With the House of Representatives preparing to take up bipartisan legislation to ease the regulatory burden on community banks, one provision of the bill continues to be misrepresented on Capitol Hill. As minority community bankers ourselves, we want to set the record straight.
Opponents of the Economic Growth, Regulatory Relief and Consumer Protection Act falsely claim the bill would disrupt data collection and reporting on the ethnicity, race and sex of borrowers under the Home Mortgage Disclosure Act. We live in and serve communities of color, so we want to be clear that the bill would do no such thing.
The truth is this legislation maintains these and other longstanding HMDA data fields. Community banks that have been required to collect and report HMDA data on covered mortgage loans will continue to do so. This process has been in place for decades, with lenders collecting and reporting 23 HMDA data fields. They would be completely unaffected by the legislation.
Instead, the pending legislation would reform only the dramatic expansion of reporting mandates imposed by the Consumer Financial Protection Bureau in 2015. It would exempt certain low-volume community banks with satisfactory or better Community Reinvestment Act ratings only from the 25 additional data fields mandated by the 2015 rule. Due to the concentration of the banking system in the hands of the nation’s largest financial firms, the vast majority of mortgage loans would continue to be reported under the 2015 standards.
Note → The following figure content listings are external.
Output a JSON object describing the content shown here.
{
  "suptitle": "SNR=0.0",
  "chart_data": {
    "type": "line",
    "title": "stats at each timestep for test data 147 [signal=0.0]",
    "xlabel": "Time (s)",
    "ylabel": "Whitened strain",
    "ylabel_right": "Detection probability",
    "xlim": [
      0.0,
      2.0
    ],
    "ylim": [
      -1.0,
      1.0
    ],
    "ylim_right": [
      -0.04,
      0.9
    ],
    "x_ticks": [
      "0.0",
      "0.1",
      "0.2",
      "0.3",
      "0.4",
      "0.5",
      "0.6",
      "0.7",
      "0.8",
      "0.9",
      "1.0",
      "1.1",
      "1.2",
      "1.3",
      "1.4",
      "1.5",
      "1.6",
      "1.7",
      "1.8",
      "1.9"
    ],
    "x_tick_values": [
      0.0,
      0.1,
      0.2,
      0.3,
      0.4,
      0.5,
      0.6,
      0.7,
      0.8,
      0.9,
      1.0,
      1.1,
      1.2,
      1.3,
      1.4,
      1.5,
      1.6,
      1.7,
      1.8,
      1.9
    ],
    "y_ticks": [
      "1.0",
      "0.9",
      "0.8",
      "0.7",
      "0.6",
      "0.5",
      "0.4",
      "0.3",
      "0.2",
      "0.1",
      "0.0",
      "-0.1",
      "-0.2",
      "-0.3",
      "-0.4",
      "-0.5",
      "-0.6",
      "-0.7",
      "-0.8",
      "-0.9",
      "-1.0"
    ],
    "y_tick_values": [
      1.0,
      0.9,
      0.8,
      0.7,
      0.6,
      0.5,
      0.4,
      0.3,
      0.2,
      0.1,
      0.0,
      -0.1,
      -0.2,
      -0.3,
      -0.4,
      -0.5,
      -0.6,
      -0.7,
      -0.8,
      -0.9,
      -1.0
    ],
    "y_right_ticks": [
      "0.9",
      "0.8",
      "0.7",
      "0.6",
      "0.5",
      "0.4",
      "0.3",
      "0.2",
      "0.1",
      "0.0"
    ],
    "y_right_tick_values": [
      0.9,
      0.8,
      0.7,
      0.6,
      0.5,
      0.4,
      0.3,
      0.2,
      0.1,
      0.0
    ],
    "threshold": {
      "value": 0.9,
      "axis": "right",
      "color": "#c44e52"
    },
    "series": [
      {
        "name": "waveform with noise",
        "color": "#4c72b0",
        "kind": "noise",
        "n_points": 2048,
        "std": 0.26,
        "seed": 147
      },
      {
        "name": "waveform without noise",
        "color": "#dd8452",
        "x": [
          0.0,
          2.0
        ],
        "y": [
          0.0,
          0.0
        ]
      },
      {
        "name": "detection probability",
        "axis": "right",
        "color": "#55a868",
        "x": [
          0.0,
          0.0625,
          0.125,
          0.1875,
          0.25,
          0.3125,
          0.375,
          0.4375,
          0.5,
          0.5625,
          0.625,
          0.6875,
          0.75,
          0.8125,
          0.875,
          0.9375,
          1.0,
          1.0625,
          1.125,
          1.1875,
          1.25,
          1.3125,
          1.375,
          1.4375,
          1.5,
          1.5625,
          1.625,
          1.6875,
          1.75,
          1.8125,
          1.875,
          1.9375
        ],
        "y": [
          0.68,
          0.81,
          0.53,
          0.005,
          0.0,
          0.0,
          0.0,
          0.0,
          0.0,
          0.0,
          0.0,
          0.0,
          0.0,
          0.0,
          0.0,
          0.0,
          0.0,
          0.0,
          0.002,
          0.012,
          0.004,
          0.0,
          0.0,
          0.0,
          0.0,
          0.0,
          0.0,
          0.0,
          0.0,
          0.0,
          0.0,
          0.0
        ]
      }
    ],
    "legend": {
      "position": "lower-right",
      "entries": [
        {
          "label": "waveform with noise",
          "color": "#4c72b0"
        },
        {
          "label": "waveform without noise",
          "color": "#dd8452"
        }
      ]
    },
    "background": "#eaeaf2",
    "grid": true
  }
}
Applying these same standards to minority and other community banks, however, only discourages locally based lending and exacerbates industry consolidation. Like the rest of the bill, the idea is to take a more common-sense approach to regulatory mandates. This important provision would ensure substantial HMDA data will continue to be reported without overburdening low-volume lenders that are already strained by a CFPB rule that more than doubled the workload.
The burden of the new data fields cannot be understated. The new HMDA regulations pose significant systems and operational challenges for community banks and third-party vendors. The consumer bureau itself
Community bank lending is essential to communities of all kinds. The goal of community bank regulatory relief is to restore balance to the local institutions that already have a built-in incentive to do right by their customers, so they can continue to do so. By reforming complex regulations on local banks while focusing oversight on the risky financial firms that caused the crisis, Congress can promote true community-based growth that extends beyond stock market gains and shareholder dividends.
Members of Congress should vote their conscience on the legislation before them, but they should first have all the facts. As the House considers this legislation, let’s discard the misinformation circulating in Washington and do what’s right for community banks and the communities we serve.